Now, it is absolutely true that some parts of the conflict will be much more difficult to resolve than others. Sadly for Sderot, the situation in Gaza may be last on the list. Hoping and acting for peace does not require us to be naive. For now, Gaza is too infested with terrorism and the values of violence to be fertile soil for peace. It is likely that only a complete paradigm shift in the geopolitical tenor of the region will allow for lasting change.
But it is wrong to characterize the entire Israeli-Palestinian problem by its most challenging conflict zones. The fact is that neither the hawkish demand for extreme security, nor the dovish hopes for absolutely free movement are the best solution for the entire region. It is imperative that we look for areas where we can come together and seek improvement in the status quo for all involved.
It is vital that Israel maintain the integrity of its security, keeping its citizens safe from terror. But in many cases, conditions can be changed so that security is maintained in a dignified and “as painless as possible” process for Palestinians.
The security checkpoint in Qalandiya is a powerful example of this. I visited the original checkpoint when I attended Yona Shem-Tov’s Encounter program, which introduces American Jewish leaders to various Palestinians who share a bit about their life and their experiences.
Please believe me when I say that the conditions there were awful. The people who passed through (most of whom were heading to their jobs in Israel) faced hours of waiting in lines every day. There were no bathroom facilities and no water. When I left Qalandiya, all I could think was, “This cannot continue.” We need the checkpoints, yes; but there is no need for the experience of using them to be so difficult.
Very recently, a new checkpoint was opened in place of the old. The facilities are large, modern, and clean. A process that once took hours now takes minutes, using biometric permits to ensure that security is not compromised. The new Qalandiya Crossing represents a massive improvement for Palestinians and Israelis alike.

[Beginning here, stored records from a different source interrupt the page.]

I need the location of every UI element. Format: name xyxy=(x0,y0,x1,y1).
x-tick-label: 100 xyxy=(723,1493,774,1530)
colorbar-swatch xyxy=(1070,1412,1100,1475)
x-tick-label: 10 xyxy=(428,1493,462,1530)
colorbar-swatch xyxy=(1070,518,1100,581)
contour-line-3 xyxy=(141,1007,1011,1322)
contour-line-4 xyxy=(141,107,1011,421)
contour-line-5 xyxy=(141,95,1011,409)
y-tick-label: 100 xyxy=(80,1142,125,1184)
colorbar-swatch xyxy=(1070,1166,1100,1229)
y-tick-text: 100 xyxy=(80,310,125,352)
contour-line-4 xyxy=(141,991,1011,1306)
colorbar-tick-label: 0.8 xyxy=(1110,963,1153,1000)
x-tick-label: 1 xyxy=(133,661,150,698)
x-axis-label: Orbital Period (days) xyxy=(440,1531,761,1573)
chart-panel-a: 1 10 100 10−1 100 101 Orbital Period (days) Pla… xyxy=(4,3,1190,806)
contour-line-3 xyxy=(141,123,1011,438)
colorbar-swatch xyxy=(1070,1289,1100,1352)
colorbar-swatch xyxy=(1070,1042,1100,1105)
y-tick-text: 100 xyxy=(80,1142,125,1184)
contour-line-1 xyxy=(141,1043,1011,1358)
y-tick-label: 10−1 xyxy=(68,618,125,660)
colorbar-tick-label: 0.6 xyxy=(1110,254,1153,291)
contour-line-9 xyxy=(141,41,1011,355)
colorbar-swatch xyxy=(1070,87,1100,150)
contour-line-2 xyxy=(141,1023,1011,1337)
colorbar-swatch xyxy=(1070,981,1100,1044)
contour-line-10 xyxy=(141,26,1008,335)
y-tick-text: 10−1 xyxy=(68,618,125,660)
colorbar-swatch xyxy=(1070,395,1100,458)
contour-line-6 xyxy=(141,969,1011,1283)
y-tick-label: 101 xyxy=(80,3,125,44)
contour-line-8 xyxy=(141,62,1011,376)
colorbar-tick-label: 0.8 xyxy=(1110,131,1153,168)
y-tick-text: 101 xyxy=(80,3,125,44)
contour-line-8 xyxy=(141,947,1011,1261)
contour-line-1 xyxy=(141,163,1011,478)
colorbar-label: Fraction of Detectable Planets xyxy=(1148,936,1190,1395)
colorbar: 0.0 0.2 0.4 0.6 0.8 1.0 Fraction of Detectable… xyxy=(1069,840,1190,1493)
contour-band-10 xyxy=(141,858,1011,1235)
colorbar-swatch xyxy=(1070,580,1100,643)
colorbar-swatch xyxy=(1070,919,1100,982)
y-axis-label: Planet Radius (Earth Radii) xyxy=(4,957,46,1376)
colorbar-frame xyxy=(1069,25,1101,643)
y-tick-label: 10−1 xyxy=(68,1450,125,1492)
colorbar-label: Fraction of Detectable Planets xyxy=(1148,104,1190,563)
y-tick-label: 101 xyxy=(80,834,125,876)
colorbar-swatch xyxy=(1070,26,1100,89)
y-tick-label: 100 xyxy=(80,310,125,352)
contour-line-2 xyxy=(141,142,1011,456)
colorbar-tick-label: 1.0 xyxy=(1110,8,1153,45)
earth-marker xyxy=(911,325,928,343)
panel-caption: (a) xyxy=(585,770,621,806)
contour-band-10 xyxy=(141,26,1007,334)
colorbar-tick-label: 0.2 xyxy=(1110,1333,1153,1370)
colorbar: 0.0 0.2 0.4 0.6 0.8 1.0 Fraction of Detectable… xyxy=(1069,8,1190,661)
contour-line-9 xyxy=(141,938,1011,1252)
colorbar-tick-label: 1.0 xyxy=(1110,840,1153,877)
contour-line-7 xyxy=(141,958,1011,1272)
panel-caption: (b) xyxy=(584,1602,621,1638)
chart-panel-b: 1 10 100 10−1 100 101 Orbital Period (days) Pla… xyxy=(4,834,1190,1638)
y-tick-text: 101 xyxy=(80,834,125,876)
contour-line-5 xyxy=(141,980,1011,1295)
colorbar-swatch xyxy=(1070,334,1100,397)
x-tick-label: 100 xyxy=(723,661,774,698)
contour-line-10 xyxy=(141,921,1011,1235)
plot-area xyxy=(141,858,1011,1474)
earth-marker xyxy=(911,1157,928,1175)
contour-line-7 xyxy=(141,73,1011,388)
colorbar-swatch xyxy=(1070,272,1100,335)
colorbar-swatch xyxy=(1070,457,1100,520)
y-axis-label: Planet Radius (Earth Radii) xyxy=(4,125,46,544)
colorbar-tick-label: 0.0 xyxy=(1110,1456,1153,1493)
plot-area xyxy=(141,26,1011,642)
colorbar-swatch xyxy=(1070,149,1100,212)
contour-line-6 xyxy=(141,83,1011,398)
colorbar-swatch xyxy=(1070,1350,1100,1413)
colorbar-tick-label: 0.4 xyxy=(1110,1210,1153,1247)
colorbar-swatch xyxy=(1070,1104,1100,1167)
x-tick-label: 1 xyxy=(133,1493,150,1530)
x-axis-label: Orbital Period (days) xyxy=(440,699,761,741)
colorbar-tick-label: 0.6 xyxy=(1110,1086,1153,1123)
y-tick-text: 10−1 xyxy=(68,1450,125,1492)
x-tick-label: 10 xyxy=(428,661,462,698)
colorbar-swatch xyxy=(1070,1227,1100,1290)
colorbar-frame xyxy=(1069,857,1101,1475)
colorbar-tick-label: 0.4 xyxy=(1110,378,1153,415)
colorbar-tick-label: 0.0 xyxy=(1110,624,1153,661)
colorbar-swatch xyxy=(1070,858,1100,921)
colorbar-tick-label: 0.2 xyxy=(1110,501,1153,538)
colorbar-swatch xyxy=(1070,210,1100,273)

Not everyone sees it this way. Some Palestinian activists reject the new facility on the grounds that the checkpoint exists at all. Some Israeli security-hawks object to money spent on changing necessary infrastructure. Others refuse to recognize this as a positive step taken by Prime Minister Netanyahu, preferring to stick to constant criticism of his government.
But if you can’t see and acknowledge the new checkpoint as a positive step, I must wonder if you truly want peace. You don’t have to feel it is sufficient. But ignoring the progress — and not genuinely crediting the prime minister — will only exacerbate the hyper-polarization that makes this conflict so difficult to address.
Extremes on both sides can find reasons to be unhappy, but if there is truly the desire for a peaceful resolution, the new Qalandiya checkpoint calls for bilateral praise. While it is worthwhile to understand both sides’ objections, we all need to find the capacity to celebrate this kind of victory — an unambiguous improvement in circumstances, for all that it exists in a very imperfect reality. We can’t reject this with suspicion or on principle. We can’t allow the perfect to be the enemy of the good. It is precisely this kind of small but effective good that paves the long, difficult road to peace.
Let’s celebrate the improvement of the Qalandiya checkpoint. Let’s express gratitude to the people who made it happen, regardless of our support for their other political decisions. Let’s interrogate our tactics, while also supporting those living under terror. Do these things seem contradictory? Maybe. But they can and must exist together, at least until we can change the failing status quo, and make it so they no longer need to.